Monday, September 20, 2010

Kids Need Geography. So Why Won’t Public Schools Teach It?

Geography, Queen of the Sciences. Yes, that’s what scholars used to call geography. Savor that title.

Queen of the Sciences. Is that not the highest praise you could bestow?

It sounds so strange, like something from Star Trek or Avatar. Geography important? This must be far away and in another galaxy.

There could hardly be a more dramatic contrast between what elite universities and brilliant minds thought about geography a thousand years ago, and what we think about it now.

Today we read about surveys where a third of the high school students in Arizona don’t know the name of the ocean on our East Coast. We see surveys where a big percentage of children can’t find major countries on a map, or even their own country.

None of this is the fault of the children, I’m certain. It’s the fault of our anti-intellectual Education Establishment, which for 100 years has waged war against foundational knowledge and basic facts.

What is more foundational and basic than geography? It is the starting point for the study of just about everything else: history, geology, archaeology, anthropology, environmental science, world trade, military history, early mathematics, etc.

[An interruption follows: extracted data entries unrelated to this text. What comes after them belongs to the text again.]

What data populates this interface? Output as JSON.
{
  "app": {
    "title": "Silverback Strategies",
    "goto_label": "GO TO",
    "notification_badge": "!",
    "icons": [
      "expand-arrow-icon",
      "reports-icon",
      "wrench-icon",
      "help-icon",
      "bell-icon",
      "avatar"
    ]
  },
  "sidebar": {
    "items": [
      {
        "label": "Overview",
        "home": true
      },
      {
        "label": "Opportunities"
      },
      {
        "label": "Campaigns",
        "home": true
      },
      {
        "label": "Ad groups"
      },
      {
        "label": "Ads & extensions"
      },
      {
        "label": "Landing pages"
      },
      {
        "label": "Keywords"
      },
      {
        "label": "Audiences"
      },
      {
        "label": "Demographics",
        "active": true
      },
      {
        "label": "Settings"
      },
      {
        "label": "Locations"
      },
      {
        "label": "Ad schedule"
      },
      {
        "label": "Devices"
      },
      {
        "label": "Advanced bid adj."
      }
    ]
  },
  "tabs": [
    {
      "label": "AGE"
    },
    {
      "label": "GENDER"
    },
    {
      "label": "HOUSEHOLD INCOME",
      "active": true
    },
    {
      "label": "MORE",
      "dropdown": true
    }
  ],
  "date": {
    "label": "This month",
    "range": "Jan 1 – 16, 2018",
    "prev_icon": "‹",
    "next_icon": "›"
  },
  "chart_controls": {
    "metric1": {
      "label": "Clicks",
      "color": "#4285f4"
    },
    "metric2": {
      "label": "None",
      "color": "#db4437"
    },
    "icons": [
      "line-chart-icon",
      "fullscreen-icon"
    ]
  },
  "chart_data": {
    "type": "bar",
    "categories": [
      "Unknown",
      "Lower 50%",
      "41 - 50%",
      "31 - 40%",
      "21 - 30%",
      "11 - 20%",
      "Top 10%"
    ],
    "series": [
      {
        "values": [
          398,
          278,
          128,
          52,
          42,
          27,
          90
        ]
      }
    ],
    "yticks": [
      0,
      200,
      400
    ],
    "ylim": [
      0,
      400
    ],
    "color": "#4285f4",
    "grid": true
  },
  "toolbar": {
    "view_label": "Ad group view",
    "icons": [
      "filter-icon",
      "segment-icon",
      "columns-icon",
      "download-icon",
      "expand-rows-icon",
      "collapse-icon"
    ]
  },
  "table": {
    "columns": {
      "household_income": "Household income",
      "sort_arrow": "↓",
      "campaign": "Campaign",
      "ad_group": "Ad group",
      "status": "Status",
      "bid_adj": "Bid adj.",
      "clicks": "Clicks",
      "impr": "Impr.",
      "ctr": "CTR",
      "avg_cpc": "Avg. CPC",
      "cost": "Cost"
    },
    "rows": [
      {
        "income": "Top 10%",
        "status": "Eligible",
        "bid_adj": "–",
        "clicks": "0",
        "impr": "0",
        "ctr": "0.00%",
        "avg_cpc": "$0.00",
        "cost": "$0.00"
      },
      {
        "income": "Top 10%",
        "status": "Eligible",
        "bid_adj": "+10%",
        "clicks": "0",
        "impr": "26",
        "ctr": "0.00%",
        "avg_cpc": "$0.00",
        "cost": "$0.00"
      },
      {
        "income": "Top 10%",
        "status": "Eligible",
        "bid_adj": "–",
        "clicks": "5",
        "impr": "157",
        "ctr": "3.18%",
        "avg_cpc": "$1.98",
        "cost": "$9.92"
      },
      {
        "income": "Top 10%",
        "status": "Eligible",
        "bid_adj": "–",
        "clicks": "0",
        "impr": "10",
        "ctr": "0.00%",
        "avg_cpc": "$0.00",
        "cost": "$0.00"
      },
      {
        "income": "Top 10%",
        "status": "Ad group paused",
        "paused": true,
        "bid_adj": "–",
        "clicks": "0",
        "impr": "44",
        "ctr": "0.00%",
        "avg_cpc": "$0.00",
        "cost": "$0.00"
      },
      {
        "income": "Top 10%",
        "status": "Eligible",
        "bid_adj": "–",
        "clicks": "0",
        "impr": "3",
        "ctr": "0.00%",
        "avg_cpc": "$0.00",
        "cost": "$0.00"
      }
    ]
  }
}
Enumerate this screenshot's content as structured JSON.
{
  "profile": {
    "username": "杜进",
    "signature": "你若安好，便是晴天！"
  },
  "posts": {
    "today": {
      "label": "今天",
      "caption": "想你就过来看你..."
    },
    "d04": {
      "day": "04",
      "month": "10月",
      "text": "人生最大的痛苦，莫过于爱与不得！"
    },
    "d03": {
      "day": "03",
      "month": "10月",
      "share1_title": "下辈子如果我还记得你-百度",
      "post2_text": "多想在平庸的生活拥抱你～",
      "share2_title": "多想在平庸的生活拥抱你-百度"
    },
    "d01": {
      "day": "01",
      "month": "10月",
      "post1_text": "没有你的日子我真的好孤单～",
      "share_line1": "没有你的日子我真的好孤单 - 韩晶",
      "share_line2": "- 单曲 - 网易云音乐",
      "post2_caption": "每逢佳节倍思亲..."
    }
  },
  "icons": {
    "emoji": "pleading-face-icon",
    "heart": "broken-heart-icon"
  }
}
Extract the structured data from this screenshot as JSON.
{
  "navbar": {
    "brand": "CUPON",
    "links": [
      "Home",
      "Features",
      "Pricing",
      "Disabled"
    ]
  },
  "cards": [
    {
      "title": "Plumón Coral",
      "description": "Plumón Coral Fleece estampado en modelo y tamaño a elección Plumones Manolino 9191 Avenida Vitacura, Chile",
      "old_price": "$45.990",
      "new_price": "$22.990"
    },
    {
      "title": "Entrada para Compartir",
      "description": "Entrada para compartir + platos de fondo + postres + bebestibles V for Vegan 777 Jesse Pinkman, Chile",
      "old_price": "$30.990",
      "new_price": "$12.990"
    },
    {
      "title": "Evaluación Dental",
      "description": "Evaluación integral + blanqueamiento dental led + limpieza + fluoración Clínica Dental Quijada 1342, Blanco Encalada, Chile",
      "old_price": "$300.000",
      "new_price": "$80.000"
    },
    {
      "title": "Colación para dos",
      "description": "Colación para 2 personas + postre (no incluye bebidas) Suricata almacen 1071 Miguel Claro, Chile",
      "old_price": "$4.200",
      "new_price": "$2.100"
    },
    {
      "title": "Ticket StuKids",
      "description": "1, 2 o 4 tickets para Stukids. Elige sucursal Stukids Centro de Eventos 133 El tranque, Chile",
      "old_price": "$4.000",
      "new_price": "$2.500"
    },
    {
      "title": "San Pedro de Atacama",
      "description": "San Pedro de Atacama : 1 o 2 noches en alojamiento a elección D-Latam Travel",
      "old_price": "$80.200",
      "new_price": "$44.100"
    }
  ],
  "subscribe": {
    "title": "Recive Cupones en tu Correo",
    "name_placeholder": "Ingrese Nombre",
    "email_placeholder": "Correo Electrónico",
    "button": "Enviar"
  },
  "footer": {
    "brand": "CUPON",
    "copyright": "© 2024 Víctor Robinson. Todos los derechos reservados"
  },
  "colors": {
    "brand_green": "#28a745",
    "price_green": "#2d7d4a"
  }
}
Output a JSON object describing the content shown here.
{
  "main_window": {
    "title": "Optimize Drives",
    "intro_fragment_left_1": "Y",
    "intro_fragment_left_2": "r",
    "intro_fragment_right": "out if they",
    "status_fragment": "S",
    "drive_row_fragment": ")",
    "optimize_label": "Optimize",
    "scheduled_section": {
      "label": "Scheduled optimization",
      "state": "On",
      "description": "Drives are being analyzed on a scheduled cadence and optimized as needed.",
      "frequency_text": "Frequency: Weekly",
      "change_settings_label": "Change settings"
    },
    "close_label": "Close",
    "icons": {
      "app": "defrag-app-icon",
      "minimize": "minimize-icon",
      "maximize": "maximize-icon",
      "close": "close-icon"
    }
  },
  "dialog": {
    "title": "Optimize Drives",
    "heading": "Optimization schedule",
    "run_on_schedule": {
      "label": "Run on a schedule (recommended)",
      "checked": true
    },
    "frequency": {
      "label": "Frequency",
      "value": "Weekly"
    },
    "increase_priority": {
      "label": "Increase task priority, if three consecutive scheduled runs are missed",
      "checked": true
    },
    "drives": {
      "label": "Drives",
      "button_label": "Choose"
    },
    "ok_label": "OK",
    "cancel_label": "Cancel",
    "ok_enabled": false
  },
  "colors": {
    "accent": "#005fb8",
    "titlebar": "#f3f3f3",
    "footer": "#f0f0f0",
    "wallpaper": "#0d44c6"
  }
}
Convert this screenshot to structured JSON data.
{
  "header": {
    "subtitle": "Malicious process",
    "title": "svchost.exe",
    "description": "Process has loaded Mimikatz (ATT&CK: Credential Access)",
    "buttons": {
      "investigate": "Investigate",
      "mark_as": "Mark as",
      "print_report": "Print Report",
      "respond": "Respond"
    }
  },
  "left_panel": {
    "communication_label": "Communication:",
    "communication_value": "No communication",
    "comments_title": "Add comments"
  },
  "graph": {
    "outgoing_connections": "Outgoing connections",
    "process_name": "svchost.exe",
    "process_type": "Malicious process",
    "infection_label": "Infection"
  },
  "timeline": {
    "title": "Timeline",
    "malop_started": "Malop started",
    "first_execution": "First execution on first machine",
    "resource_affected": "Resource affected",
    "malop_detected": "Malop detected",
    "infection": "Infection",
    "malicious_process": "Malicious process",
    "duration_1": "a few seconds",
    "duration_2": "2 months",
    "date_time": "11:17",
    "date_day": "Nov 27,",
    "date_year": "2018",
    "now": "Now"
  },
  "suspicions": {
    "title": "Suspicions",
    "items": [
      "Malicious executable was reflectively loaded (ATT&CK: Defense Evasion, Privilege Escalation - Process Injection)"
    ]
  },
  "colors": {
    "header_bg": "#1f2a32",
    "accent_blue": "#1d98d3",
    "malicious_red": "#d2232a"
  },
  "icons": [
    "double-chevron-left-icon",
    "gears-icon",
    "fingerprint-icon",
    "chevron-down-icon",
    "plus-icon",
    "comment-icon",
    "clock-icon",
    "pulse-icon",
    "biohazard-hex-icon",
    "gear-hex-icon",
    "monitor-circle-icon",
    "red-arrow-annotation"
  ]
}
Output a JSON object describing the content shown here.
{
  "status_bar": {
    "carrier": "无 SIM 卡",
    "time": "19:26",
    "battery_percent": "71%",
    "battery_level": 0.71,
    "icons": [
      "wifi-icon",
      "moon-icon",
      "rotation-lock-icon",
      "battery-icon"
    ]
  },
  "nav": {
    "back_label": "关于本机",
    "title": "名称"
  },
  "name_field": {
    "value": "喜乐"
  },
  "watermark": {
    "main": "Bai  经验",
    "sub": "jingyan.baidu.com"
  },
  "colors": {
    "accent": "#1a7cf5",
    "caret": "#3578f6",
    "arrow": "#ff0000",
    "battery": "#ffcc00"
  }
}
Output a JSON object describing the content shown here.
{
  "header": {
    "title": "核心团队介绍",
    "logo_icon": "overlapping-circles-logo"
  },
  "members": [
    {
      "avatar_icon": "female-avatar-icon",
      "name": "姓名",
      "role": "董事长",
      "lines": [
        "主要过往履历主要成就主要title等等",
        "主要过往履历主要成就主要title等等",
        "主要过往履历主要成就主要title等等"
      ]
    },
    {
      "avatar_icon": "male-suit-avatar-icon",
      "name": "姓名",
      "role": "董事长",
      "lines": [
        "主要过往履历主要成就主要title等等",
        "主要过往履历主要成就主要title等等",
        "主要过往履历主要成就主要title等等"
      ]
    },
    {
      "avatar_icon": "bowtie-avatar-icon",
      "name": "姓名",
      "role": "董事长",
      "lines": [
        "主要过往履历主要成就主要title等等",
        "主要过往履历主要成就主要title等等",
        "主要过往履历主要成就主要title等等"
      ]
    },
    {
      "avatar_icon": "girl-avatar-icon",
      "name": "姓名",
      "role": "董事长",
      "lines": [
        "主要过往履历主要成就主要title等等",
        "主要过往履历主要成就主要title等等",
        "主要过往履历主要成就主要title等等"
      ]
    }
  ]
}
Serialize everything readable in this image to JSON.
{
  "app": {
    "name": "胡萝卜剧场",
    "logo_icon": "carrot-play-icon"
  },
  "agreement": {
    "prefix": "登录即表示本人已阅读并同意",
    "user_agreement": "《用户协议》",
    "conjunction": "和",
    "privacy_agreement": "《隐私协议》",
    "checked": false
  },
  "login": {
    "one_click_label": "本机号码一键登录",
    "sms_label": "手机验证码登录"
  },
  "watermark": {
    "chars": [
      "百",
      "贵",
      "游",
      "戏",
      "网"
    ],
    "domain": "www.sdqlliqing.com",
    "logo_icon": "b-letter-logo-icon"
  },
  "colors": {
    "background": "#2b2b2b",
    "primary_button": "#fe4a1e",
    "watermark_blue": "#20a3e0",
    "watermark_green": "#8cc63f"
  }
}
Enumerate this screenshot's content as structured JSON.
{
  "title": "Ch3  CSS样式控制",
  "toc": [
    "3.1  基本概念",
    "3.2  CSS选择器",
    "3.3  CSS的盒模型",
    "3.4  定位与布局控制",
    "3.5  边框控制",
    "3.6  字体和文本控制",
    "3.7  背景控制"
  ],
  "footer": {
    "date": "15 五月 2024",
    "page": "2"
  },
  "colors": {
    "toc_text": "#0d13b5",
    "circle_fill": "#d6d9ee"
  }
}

Bottom line, teach geography, then more geography. It’s so easy to do. Every school room, and every child’s room, should have a map of the United States and as well a map of the world. At appropriate moments, adults can casually point and say, this is where you live, this is where the story takes place, this is where the flood occurred, this is where your uncle served in the military.

But why has the Education Establishment turned so completely against geography? Therein lies the history of 20th century American education. When you understand why the ideologues in charge belittled geography, you know why they battled against educational excellence in general.

In a shift toward lower standards, geography symbolized everything our so-called educators hated. Facts and precision, for two examples. Geography had to die.